As I promised last week, I want to write a little story about Dana who had a short appearance in my recent novel, The Awakening of Russell Henderson. For those of you who have read the book, I feel I never really developed Dana as I might have, so here is her backstory. For those who haven’t yet read it, this should stand alone and will give you better insight when you do read it, which I know you will. Please bear with any typos or mis-spelling as I am self editing but will do the best I can. I will try to get an update at least once a week. So here goes:
Dana’s Story, Part 1
I grew up in West Des Moines, Iowa. My father worked for the Iowa Republican Party, my mother was a housewife and social organizer for the many Party events and fund raisers. Both were very conservative and I was brought up in their shadow. My time in school was spent studying, getting good grades and not much else . . . no sports, extra-curricular activities, and hardly any social life, all of which my parents thought were a waste of time. My girl friends were like me, bookworms, none of us at all popular, the four of us hung out with ourselves. Boys were a complete enigma to all of us.
At the end of my senior year in high school, much to my surprise, a guy asked me to the senior prom. He wasn’t one of the popular guys for sure, not very good looking, tall, skinny, and unruly red hair. I was hesitant but reluctantly agreed to go with him. My mother was surprisingly thrilled and took me shopping for a dress, shoes, and a new hair styling, different from my usual boring pony tail. When I got dressed the night of the prom, I looked in the mirror and was amazed that I actually looked pretty. My father looked over his glasses when I came into the living room where he was reading, acknowledging that I looked, ‘proper’. My mother thought I looked ‘nice’.
The guy, Billy Callahan, picked me up and handed me a nondescript corsage, letting me try to pin it on myself, then acted clumsy and embarrassed when he came in to meet my parents. I thought I smelled beer on his breath. He walked ahead me on the way to the car, not saying anything, not even that I looked nice. I saw he was with one of his friends and his date when he opened the door to the backseat. We got in and Billy handed me a beer, which I refused so he kept it and drank it along with the one he already had open. I guessed all three of them had already been drinking, They were talking loud, laughing and joking, the radio blaring some rock music. I hadn’t ever drank alcohol before. I didn’t know what to do or how to act, this all made me feel nervous and afraid, so I tightened up my seatbelt and sat with my hands in my lap, fiddling nervously with my fingers, eyes downcast. It was horrible. I felt trapped, terribly small and out of place, realizing I had made a huge mistake, wanting to go back home before the night had even begun.
Neither of us had said more than a few words to each other on the way. It got worse when we got to the dance. I didn’t know how to dance very well and was very self conscious. Finally after trying a few dances, Billy finally got frustrated, told me I was a pathetic loser and to get away from him, turned his back to me and walked away, leaving me stunned, in the middle of the dance floor. Everyone around us heard him and started to laugh. He went over and talked to his friends who all began staring at me and laughing. I just stood there, stunned, not knowing what to do, finally walking off the floor through a crowd of dancers, all looking and laughing at me. I hung my head, I thought I might throw up, tears were starting to well.
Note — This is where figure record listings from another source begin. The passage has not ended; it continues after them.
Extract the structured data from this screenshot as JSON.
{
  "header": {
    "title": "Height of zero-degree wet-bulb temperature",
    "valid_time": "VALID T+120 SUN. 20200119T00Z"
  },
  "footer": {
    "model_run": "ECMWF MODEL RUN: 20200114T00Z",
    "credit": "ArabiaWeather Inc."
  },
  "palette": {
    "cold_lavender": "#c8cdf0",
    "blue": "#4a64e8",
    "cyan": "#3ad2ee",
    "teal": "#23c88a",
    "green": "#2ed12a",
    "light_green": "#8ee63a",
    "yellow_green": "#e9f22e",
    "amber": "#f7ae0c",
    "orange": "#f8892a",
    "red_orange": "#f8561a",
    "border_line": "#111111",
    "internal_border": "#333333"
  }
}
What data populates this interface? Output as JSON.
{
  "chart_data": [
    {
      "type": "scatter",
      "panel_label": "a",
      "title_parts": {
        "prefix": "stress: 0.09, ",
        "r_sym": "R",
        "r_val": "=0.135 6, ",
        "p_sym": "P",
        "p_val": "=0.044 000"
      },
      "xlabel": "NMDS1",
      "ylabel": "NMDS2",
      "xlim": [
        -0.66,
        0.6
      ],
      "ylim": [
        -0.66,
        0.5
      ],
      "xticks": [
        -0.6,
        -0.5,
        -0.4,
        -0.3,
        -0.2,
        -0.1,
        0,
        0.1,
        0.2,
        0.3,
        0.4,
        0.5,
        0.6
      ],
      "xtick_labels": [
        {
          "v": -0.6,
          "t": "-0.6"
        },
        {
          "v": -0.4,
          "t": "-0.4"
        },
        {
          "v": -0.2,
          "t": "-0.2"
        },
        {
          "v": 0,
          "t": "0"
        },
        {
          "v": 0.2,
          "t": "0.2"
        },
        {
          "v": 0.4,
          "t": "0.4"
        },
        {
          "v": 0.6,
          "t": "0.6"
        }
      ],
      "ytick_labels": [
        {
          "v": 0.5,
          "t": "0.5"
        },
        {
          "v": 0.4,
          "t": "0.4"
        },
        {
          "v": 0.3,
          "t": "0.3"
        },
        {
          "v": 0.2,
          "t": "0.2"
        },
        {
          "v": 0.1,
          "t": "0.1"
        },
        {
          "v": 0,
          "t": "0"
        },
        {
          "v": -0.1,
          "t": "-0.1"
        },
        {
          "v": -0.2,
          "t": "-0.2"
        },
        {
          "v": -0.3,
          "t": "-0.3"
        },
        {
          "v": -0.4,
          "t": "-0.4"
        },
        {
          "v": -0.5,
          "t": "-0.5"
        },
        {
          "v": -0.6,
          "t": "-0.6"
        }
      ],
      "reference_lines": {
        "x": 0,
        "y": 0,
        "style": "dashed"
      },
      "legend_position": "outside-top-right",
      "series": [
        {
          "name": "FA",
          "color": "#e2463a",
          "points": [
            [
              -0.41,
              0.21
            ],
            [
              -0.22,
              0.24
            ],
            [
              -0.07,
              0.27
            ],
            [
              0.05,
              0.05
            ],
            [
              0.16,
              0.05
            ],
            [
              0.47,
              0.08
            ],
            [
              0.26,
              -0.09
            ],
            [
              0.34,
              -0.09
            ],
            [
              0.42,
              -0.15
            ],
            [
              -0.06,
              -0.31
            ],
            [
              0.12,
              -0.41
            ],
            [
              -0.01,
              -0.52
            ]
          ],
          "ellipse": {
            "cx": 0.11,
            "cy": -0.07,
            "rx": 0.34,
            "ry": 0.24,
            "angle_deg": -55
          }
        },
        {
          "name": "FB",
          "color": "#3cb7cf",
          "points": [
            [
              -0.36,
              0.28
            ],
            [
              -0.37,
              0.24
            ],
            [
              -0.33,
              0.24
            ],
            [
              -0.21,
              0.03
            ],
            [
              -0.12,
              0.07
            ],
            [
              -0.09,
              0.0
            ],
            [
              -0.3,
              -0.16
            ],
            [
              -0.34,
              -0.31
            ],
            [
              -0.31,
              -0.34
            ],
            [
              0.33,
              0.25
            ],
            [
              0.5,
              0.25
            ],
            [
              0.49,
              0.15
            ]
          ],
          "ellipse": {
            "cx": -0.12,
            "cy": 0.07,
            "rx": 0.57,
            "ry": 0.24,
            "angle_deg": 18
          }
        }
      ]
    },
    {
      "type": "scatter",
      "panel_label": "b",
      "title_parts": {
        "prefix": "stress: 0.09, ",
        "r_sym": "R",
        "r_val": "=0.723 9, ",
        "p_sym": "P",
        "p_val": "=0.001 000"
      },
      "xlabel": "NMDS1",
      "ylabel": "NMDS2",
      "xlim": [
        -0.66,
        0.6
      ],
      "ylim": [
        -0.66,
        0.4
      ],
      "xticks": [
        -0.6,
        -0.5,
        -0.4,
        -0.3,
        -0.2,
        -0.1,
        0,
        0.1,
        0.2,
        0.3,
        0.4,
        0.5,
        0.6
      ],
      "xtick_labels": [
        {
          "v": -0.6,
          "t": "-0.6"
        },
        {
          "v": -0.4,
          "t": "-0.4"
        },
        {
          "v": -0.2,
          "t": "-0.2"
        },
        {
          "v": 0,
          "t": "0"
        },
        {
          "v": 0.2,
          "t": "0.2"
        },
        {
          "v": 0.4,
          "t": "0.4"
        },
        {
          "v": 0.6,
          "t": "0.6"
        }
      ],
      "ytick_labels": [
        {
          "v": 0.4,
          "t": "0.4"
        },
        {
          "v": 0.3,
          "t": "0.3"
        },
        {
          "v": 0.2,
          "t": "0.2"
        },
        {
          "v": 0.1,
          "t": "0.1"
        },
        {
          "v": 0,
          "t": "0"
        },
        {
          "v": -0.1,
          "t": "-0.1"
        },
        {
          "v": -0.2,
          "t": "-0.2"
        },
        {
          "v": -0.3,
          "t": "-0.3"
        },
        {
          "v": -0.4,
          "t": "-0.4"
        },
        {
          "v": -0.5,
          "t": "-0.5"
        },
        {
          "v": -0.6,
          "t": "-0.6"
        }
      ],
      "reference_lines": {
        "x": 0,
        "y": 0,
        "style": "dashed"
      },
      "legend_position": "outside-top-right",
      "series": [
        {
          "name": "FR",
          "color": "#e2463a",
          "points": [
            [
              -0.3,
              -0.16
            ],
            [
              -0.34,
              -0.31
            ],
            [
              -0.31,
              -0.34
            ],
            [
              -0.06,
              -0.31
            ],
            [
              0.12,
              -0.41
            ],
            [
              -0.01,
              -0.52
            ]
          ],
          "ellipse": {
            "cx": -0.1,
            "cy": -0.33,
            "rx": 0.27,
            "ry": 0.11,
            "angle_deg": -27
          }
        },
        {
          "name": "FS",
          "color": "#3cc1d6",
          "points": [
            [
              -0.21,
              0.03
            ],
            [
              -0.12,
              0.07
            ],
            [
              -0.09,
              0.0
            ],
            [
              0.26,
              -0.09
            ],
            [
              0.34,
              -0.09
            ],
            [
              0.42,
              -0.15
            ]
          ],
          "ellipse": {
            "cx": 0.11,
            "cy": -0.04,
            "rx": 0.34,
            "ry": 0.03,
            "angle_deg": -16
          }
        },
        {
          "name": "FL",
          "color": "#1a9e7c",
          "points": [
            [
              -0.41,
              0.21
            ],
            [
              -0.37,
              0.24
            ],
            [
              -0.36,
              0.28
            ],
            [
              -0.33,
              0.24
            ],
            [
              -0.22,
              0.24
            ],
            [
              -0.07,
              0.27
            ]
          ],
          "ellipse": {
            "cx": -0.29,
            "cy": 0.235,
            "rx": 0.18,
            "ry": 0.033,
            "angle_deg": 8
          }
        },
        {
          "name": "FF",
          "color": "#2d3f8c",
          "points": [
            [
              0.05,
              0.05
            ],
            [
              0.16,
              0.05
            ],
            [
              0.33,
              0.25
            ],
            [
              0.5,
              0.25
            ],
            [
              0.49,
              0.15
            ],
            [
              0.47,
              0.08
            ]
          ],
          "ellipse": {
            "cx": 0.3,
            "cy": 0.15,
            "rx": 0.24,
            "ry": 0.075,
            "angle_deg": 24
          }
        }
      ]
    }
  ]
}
I went to the restroom and looked at myself in the mirror, trying to take deep breaths to calm myself, chastising myself for being so stupid to put myself into this position. Calmed down as best as I could, eyes dried, I went out to find my girlfriends, none of which had a date, and found them sitting by themselves in a corner. I told them what had happened and they were sympathetic, but I suspected that they wanted to say, “What were you thinking!”. They were bored so we all left before it was even 9:00. Thankfully my parents were out so I didn’t have to explain anything. I went to my room and ripped off my dress and threw it in a pile in the corner, fell onto my bed, sobbing into a pillow, hating myself for my stupidness and clumsiness. It occurred to me that I was probably a last chance choice for Billy Callahan’s prom date.
Thank god that there were only two awful weeks after the prom until graduation. Billy Callahan and his friends spread the word on what a dud I was. I became the laughing stock of the school. I didn’t even want to go to my graduation, but my parents insisted. I left immediately after the ceremony and skipped all of the few parties I was invited to. Billy Callahan was the last guy I went out with until I was in law school.
I graduated high school with honors, completed college in three years, graduating Magna Cum Laude. As in High School, I spent most of my time studying or at the library, skipping the social life of most undergrads. I was accepted into law school at The University of Iowa where I met Russell Henderson at a small party in my second year.